Petrol has crept back over the 130p a litre mark, according to figures from the RAC.
The rise is down to the tension between Russia and the west over Ukraine causing traders to buy up oil stocks, the RAC said.
In mid-January this year petrol fell below 130p a litre for the first time since February 2011. It remained at this comparatively low level until yesterday when the average UK price at the pumps rose to 130.17p a litre.
The RAC said that In January 2014, the price of diesel had dropped to its lowest since mid-July 2012 - at 137.27p. Since then diesel prices have remained steadily low with yesterday's average price at 136.39p a litre.
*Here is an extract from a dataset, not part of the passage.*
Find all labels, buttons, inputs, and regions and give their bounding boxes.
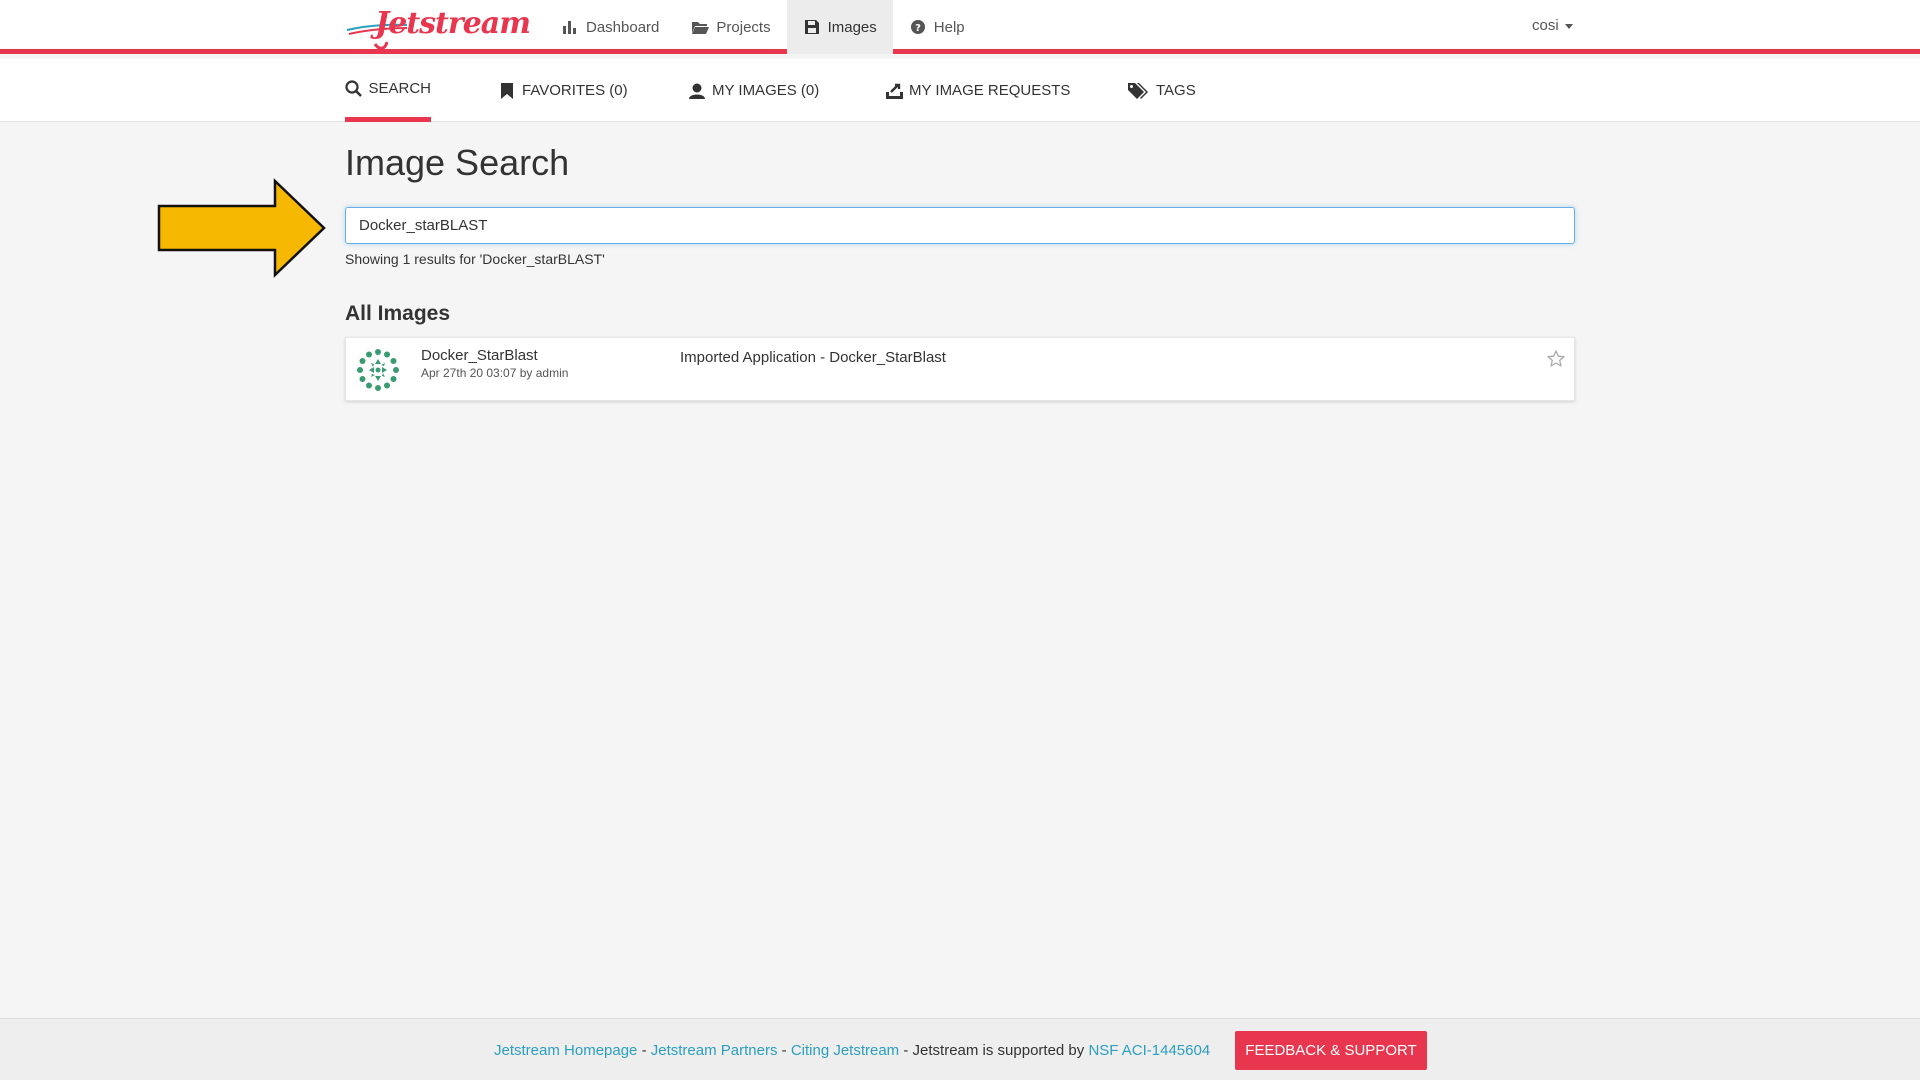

RAC fuel spokesman Simon Williams said: "It's a great shame our surprise 'holiday' from the ever-increasing cycle of petrol price increases has now come to an end.
"Sadly, the political tensions over Ukraine have negatively affected the price motorists pay at the pumps as a result of traders not wanting to be caught out and therefore buying up crude oil stocks and consequently raising crude prices."
He went on: "Unfortunately we are likely to see a 2p increase in petrol in the weeks ahead. Diesel, being subject to slightly different influences, may stay down for longer. In fact, retailers have been using the lower diesel price to subsidise the price of petrol to keep it lower for longer.